Читаем В поисках синекуры полностью

Алина посмотрела на двух мальчишек, строивших высокую ракету со шпилем-карандашом, и, уже не боясь их, перебралась через деревянную загородку песочницы. Она лепила из утреннего, прохладного, чуть влажного песка стол, табуретки, холодильник, плиту и посреди всей этой кухонной утвари — маму, которая получалась у нее толстой, в длинном платье, как кукла-матрешка. Лепить все это ее никто не учил, но у нее получалось само собой, и она не удивлялась своему умению... Алина так старалась, что позабыла про все радостное и огорчительное в своей маленькой жизни и только помнила, чувствовала с какой-то успокоительной, теплой радостью: позади, на скамейке, сидит очень старый, очень тихий, очень не похожий на всех других людей дед Авдей.

2

Его звали просто «дед» в этом старом доме. Знавшие его имя и фамилию или умерли уже, или разъехались кто куда, а молодым, пожалуй, было неинтересно близко знакомиться с мрачноватым старцем, явно зажившимся на свете, да и когда: работа, детсадики, магазины; по выходным дням — домашние хлопоты, поездки за город дышать кислородом, ибо в тесном переулке, посреди столичной сутолоки, воздуха, кроме как пробензиненного, с асфальтовым душком, не имелось. К тому же молодые семьи жили здесь временно, занимая коммунальные комнаты на два-три года, а затем получали квартиры, переселялись на просторные окраины, пусть и в бетонные дома, зато с лифтами, мусоропроводами.

Вспомнили однажды и про деда Авдея, предложили однокомнатную малогабаритную для одиноких где-то в Медведкове. Он и смотреть не поехал, подумав: здесь хоть коридор общий, а там уж точно станешь совсем одиноким. Ну и конечно, тропки у него тут нахожены меж Патриаршими прудами и Палашевским рынком; свой гастроном, газетный киоск, аптека, и бочка с квасом каждое лето стоит пока что на том же месте, в конце улицы, у пруда... А главное, памяти своей не хотел тревожить Авдей, она помещалась не только внутри него, но и вокруг, в обжитой им тесноте старинных домов.

Одно огорчало Авдея: много становилось автомобилей. И не каких-либо нужных для города — грузовиков, автобусов, продуктовых, пожарных, — а легковых разных мастей и моделей. Они занимали все свободные проезды, проходы, для них устраивали огороженные стоянки чуть ли не у каждого дома, они начали выживать деревья во дворах, теснить зелень скверов. Куда ни глянь — лакированные горбики механических существ, все более настырно заселяющих город. Они, мнилось, размножались сами по себе, от особой, «моторной», любви друг к дружке: сегодня под окном две аккуратно приткнулись к тротуару, завтра четыре, через неделю, смотришь, и шесть — восемь поместилось. Сквер почти напрочь отгородили от дома, пробираешься, как по лабиринту, да еще поспешая, с оглядкой: не наехала б какая шибко проворная! За блеском стекол и водителя не различишь, на одно лицо все.
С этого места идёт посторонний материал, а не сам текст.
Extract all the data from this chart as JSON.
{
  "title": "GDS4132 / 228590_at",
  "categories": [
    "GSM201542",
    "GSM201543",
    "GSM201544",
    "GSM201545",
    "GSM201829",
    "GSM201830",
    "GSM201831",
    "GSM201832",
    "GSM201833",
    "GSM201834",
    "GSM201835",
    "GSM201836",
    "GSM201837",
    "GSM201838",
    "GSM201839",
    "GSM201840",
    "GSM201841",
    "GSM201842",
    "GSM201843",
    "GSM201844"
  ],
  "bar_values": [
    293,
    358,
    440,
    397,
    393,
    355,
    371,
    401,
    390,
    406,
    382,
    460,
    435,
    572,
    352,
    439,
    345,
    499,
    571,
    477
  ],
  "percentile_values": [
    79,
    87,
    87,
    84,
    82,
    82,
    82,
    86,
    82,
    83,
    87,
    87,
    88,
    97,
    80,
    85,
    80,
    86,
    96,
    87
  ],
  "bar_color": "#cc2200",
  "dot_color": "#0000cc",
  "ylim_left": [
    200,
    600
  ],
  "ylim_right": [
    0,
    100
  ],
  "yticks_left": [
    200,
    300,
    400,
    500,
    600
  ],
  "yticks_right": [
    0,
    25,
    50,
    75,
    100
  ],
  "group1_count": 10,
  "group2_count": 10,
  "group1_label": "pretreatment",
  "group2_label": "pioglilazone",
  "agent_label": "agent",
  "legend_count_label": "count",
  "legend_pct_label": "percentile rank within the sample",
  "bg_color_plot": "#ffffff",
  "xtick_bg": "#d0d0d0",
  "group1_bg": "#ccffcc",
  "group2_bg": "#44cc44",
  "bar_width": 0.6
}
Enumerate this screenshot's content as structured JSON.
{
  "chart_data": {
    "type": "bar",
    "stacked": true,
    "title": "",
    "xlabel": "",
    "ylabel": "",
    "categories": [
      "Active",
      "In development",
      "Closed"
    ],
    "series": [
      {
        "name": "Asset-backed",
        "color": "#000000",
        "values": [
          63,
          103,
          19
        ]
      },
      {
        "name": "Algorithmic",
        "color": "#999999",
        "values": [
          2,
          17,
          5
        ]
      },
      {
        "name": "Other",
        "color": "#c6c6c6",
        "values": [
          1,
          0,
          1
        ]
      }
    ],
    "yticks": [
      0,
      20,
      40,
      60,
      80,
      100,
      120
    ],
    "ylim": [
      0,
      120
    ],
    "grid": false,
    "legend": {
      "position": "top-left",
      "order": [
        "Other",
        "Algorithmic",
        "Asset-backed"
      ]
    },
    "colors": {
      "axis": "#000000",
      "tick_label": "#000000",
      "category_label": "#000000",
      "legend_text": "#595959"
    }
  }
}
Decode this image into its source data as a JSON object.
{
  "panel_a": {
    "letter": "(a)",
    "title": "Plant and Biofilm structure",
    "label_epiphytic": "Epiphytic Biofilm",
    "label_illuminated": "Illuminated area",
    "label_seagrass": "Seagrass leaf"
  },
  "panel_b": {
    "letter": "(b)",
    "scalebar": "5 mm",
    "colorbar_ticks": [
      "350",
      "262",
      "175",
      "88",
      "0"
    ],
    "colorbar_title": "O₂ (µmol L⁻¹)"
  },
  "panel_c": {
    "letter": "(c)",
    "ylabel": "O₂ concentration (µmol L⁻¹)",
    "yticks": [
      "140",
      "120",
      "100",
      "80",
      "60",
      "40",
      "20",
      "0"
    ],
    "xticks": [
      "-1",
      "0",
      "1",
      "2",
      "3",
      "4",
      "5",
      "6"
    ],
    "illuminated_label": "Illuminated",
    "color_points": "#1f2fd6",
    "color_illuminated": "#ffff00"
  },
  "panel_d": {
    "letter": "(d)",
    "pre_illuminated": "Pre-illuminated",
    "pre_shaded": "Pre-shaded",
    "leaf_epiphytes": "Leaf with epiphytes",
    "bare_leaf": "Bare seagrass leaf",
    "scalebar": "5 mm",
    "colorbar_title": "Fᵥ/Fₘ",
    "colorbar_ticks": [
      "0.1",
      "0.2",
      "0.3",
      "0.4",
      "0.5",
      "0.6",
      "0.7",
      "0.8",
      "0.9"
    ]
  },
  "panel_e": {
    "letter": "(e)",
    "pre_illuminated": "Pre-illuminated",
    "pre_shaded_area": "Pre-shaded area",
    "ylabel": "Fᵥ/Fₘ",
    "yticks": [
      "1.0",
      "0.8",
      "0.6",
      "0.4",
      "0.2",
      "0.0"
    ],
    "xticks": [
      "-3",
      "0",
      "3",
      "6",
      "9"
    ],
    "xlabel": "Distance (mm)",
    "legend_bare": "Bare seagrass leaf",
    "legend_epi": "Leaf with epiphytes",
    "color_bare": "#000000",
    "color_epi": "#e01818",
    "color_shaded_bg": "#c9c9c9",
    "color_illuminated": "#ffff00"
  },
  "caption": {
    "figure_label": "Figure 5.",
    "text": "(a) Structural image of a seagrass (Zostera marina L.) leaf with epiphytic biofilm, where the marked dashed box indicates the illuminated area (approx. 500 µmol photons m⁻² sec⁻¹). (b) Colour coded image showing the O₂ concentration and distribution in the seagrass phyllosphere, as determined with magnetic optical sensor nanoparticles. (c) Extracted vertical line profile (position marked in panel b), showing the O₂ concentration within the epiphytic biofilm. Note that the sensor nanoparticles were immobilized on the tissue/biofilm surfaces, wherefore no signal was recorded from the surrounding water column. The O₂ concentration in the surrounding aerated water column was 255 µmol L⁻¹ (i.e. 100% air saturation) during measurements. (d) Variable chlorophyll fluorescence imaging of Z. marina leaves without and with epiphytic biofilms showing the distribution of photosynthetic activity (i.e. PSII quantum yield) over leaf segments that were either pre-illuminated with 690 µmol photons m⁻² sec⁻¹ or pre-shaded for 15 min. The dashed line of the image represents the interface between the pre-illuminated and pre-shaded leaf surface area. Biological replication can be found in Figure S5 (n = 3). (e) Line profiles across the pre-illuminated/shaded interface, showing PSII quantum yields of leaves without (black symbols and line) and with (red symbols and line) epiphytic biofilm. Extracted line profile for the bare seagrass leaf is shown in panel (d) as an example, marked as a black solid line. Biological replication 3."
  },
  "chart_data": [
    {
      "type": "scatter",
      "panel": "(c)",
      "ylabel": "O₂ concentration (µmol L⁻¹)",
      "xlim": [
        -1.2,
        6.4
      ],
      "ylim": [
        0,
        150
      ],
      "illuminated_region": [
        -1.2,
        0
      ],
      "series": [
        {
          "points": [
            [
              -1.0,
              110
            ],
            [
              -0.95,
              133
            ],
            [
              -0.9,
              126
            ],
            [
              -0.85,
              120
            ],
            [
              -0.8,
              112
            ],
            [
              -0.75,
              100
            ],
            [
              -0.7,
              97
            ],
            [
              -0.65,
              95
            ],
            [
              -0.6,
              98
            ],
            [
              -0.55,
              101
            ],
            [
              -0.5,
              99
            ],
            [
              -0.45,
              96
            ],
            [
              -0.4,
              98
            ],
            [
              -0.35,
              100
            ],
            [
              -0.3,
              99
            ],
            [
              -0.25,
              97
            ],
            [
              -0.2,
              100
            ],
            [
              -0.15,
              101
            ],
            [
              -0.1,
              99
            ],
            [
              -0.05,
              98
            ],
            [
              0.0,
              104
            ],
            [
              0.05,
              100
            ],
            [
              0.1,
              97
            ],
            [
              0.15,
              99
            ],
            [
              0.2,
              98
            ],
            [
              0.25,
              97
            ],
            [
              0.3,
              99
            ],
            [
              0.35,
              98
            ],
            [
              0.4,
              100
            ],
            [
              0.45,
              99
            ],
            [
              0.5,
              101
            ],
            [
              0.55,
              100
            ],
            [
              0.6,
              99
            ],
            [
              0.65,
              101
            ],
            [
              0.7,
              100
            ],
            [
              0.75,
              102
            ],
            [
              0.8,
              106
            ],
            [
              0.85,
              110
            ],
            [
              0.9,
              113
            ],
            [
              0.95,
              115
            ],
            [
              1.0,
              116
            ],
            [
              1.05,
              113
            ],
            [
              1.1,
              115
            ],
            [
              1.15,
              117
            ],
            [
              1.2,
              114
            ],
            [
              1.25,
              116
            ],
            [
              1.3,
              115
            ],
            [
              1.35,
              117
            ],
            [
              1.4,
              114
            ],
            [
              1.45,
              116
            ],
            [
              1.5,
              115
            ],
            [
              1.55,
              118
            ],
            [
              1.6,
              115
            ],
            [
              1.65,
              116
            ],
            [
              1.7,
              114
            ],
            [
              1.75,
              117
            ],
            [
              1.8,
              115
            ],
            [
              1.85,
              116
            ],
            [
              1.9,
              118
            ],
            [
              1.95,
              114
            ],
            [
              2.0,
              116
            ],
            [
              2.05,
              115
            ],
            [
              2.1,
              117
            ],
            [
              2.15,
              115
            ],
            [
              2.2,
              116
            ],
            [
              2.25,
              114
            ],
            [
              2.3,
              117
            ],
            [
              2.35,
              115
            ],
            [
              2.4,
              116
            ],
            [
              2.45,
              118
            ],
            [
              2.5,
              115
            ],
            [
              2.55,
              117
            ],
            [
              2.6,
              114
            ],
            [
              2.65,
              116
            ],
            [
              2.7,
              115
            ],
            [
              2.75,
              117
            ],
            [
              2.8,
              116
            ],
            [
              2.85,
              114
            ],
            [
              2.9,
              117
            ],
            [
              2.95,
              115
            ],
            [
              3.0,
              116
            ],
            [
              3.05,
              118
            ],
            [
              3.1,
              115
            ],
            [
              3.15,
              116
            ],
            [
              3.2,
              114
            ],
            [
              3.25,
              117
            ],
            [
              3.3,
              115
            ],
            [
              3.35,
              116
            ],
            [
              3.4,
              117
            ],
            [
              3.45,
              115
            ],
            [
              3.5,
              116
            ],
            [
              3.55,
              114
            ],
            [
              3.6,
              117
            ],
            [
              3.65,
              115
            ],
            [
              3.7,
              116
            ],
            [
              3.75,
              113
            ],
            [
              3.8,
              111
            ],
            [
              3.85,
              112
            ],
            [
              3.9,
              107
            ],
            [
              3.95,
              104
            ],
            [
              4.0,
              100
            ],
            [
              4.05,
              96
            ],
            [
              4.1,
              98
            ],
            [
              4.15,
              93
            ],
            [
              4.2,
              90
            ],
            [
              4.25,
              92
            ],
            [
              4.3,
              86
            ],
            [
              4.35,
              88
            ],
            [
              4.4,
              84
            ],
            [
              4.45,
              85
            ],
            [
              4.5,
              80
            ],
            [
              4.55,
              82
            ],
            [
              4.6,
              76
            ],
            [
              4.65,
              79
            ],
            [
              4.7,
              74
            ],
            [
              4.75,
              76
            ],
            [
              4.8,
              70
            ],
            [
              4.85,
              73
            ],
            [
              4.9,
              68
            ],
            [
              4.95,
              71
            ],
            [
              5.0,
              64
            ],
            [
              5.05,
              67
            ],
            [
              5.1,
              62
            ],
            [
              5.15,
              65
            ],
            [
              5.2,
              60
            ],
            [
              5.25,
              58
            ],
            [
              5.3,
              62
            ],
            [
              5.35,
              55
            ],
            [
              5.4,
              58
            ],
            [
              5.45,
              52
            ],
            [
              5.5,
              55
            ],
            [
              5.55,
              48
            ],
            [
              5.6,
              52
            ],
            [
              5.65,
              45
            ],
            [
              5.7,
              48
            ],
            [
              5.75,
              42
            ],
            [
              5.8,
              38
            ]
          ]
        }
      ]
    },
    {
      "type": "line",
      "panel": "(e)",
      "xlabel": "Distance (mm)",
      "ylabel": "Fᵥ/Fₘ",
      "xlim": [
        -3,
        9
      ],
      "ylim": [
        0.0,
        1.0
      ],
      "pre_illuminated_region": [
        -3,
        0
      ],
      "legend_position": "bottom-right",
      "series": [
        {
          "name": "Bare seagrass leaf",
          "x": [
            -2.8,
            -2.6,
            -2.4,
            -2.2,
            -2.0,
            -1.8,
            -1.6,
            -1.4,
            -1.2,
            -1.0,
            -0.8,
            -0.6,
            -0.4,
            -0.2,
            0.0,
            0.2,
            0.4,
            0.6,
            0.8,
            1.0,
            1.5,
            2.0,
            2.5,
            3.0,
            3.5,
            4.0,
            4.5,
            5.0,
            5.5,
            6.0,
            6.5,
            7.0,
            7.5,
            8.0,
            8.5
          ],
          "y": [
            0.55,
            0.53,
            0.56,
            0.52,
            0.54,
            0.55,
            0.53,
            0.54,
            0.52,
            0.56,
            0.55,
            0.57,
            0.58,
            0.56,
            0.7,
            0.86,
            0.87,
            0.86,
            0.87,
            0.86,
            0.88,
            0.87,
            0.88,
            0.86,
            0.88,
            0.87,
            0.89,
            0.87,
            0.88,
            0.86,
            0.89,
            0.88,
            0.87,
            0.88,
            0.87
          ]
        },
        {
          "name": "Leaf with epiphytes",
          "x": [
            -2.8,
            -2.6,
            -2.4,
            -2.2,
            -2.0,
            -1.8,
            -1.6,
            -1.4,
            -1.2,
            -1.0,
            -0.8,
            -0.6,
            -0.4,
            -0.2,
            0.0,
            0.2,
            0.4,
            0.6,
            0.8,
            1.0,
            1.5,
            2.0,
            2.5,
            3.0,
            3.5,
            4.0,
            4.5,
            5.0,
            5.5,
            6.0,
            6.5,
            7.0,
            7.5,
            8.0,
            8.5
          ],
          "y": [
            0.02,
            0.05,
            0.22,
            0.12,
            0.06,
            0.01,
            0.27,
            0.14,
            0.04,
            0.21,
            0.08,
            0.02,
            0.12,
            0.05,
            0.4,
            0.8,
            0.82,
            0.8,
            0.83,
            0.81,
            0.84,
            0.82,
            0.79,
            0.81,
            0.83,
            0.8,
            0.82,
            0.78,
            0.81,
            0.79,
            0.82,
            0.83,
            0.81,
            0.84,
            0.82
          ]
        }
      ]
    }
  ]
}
Боялся Авдей этих «легковушек», чему и сам немало дивился: всю свою трудовую жизнь он проработал шофером. Да, так вот. Еще в начале тридцатых выучился водить полуторатонный грузовик АМО, а потом столько переменил их за годы войны и послевоенного восстановления хозяйства, что и припомнить теперь непросто... Трижды погибал в автокатастрофах, дважды тонул вместе с грузовиком, один раз и вовсе чуть не кончился, попав под скальную осыпь в горах: и машину искорежило, и кости ему переломало так, что едва собрал их, срастил молоденький ловкорукий очкарик-хирург, вполне серьезно пошутив после: «Ну, батя, извини, в другой раз без чертежей не возьмусь, носи при себе схему своего костяка».

Вплоть до пенсии шоферил Авдей и вот уже двенадцатый год отдыхает, вернее, думает о прожитом времени, присматривается к жизни теперешней. Почитывать приучился, особенно любит невыдуманные книги, в которых точно описывается, где, что и как происходило; ну и конечно, без утренней газеты за чай не садится.

Интересно, занятно оказалось своим умом проникать в различные житейские сложности, ибо раньше он, «мастер баранки», не чувствовал в себе способности к умствованию: всегда им кто-нибудь управлял, его хвалили, журили, награждали, и размышлять ему было то некогда, то просто не хотелось: пусть делают другие, кому полагается по должности. Сейчас понимает Авдей, что всякий человек обязан «шурупить» мозгами, если считает себя разумным существом. Ведь сколько он исполнил глупых приказов, сколько загубил толковых, будучи бездумным исполнителем!